Катя поднялась со стула и пошла к вешалке прямой походкой. Спинка, как струна, округлые, пышные формы и ножки – ровные, форменные, будто выточенные… Самохин раздевал ее взглядом, не отводя глаз, следил за каждым Катиным шагом и движением, медленно измеряя ее глазами с ног до головы. Катя, напротив, не обращала на него внимания.

Глава 4

– Ну-с, Владимир Сергеевич, так как же: будете вы что-нибудь говорить или нет?

– Лучше я промолчу. Зачем что-то говорить и оправдываться, если вы мне все равно не верите? – Владимир Назаров сидел напротив следователя в комнате для свиданий, но совсем не смотрел на него. Взгляд его выражал полную апатию к допросу, взор был туманным, глаза пусты. За третью неделю своего пребывания в СИЗО он уже от всего устал.

– Основание не верить подследственному, уважаемый Владимир Сергеевич, право следователя… Хочу – верю, хочу – нет, тем более что у меня есть причины не верить вам.

– А можно узнать, какие?

– Улики, главным образом. И прямая улика вашей виновности очевидна: вас взяли на месте, как говорят, тепленьким.
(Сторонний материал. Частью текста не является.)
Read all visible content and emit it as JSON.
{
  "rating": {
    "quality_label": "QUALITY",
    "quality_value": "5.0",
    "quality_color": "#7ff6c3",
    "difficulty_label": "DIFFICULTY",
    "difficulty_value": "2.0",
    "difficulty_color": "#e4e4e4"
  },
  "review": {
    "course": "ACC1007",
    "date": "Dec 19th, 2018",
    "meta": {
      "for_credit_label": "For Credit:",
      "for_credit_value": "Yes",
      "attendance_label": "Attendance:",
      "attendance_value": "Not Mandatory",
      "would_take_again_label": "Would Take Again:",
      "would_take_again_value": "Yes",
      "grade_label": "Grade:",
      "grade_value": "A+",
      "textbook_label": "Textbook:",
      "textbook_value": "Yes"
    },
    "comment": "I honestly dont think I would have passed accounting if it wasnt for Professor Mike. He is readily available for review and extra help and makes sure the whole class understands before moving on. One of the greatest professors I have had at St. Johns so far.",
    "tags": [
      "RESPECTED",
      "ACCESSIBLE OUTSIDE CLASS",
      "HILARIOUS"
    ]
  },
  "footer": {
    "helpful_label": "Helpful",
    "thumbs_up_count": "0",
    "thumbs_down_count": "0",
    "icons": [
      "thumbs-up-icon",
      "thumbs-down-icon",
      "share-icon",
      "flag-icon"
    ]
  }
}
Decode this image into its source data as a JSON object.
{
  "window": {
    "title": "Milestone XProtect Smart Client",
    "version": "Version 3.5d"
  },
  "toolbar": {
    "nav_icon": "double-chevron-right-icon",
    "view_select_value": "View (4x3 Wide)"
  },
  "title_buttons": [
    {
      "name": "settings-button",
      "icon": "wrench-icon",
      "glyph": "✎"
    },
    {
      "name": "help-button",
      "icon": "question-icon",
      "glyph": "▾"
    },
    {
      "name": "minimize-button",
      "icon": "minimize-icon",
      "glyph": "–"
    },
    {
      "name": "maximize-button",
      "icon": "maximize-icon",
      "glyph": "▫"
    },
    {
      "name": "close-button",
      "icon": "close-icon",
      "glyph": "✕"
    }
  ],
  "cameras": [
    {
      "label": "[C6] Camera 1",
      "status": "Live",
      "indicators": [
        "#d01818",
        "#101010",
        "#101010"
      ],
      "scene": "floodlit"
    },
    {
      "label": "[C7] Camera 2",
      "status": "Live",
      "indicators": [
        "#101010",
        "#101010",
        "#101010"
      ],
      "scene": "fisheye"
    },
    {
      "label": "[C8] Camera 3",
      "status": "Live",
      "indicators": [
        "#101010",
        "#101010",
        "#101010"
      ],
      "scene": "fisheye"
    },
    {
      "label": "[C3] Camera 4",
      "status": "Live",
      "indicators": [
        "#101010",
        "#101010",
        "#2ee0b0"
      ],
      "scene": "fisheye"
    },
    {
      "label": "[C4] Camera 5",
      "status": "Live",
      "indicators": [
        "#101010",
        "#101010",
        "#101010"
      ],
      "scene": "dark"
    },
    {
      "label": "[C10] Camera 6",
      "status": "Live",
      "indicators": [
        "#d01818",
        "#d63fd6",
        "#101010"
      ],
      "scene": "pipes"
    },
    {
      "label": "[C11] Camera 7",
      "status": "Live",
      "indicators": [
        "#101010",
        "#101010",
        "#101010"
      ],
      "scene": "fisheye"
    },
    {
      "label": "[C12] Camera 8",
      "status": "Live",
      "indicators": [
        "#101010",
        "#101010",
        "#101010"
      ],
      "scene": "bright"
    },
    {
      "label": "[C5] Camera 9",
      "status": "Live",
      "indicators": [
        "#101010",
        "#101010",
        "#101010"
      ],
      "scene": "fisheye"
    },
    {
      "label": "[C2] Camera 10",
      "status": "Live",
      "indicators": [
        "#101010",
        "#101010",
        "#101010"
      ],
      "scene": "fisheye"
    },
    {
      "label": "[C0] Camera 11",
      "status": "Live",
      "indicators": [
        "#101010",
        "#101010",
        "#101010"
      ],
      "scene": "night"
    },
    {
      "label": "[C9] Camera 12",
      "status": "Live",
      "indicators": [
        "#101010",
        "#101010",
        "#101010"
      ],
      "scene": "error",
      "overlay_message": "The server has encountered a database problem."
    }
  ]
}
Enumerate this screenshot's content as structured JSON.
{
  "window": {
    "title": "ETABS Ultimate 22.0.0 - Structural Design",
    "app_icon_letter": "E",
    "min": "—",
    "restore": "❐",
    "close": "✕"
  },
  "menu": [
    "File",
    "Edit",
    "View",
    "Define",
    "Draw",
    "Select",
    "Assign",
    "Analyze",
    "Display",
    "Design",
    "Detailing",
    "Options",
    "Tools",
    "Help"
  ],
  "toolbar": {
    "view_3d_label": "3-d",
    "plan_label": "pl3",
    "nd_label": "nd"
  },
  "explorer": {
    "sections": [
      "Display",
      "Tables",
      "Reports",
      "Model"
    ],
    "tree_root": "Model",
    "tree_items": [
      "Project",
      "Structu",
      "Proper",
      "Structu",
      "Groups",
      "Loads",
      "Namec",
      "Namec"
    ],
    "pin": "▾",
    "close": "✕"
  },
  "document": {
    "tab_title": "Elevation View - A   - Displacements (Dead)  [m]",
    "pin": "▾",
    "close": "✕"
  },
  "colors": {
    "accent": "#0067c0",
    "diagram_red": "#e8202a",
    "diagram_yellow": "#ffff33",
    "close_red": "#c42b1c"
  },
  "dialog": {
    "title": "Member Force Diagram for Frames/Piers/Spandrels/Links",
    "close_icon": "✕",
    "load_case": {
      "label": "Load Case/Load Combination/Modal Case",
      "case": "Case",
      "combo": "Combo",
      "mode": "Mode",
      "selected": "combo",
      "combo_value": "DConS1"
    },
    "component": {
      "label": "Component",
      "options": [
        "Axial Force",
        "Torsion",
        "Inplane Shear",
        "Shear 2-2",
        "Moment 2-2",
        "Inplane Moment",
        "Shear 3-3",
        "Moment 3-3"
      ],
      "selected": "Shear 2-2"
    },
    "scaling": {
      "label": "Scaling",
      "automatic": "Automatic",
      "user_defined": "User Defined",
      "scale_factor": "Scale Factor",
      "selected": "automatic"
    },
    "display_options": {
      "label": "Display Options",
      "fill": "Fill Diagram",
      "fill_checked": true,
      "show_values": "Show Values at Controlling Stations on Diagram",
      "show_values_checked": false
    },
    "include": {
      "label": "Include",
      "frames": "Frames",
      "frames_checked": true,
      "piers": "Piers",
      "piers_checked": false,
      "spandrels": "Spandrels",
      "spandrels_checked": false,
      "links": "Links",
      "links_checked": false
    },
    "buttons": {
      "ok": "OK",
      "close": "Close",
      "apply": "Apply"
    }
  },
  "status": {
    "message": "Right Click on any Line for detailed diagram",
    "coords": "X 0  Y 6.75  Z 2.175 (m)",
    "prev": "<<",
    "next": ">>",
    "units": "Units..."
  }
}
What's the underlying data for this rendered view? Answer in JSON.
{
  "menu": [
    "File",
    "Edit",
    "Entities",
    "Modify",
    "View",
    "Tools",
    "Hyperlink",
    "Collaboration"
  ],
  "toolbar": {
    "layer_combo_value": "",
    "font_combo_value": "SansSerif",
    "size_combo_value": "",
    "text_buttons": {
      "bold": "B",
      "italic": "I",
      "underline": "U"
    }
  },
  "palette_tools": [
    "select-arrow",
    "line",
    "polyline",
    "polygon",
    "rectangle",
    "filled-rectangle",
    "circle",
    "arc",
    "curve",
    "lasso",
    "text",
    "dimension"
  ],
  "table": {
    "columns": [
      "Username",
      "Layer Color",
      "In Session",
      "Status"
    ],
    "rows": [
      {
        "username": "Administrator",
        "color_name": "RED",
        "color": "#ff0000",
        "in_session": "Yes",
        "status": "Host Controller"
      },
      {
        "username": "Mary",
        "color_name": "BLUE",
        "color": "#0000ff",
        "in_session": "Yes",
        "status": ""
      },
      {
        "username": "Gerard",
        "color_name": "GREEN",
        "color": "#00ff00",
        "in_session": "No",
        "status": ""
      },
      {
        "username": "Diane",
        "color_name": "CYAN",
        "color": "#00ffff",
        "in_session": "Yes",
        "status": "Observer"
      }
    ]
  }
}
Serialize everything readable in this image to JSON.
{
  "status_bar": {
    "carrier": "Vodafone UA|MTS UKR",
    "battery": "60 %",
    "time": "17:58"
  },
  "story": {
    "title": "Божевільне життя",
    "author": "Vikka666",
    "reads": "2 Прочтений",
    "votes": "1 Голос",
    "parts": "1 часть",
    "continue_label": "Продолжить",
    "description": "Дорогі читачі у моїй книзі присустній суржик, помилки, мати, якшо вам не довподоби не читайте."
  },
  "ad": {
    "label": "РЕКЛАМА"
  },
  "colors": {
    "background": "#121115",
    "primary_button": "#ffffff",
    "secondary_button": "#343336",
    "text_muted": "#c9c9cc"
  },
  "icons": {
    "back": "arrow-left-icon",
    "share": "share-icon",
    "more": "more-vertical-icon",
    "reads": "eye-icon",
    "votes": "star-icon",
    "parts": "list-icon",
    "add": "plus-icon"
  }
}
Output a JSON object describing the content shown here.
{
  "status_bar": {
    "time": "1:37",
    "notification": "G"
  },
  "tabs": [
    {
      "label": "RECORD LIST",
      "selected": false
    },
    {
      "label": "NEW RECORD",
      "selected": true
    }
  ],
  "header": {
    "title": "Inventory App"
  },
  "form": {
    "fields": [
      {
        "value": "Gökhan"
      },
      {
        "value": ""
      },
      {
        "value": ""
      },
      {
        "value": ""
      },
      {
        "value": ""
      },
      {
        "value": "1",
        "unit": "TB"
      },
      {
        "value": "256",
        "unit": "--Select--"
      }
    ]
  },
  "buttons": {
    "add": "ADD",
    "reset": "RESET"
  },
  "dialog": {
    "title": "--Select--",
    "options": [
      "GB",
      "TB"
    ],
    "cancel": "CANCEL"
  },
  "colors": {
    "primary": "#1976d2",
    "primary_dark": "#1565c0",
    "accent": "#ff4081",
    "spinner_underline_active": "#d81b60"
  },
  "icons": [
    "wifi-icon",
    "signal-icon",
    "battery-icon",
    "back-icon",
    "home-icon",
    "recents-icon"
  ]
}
– А почему вы исключаете ту возможность, что я труп просто случайно нашел?

– Кто может подтвердить, что так оно и есть на самом деле? Есть у вас хоть один свидетель этому?

– Не знаю.

– Вот видите: вы не знаете, чего и следовало ожидать! А если бы…

– Искать свидетелей – не моя работа, – перебил Назаров горячность следователя. – Послушайте, Игорь Андреевич, если вы пришили целую статью, если я в ваших глазах обвиняемый, то почему мне до сих пор не дали адвоката? Я, между прочим, здесь уже третью неделю нахожусь.

– Ошибаетесь, Владимир Сергеевич, вы здесь не по чьей-нибудь милости, а только по своей собственной, не иначе! А хороших адвокатов у нас нет – перевелись все. А плохой вам и самому не нужен, разве я не прав?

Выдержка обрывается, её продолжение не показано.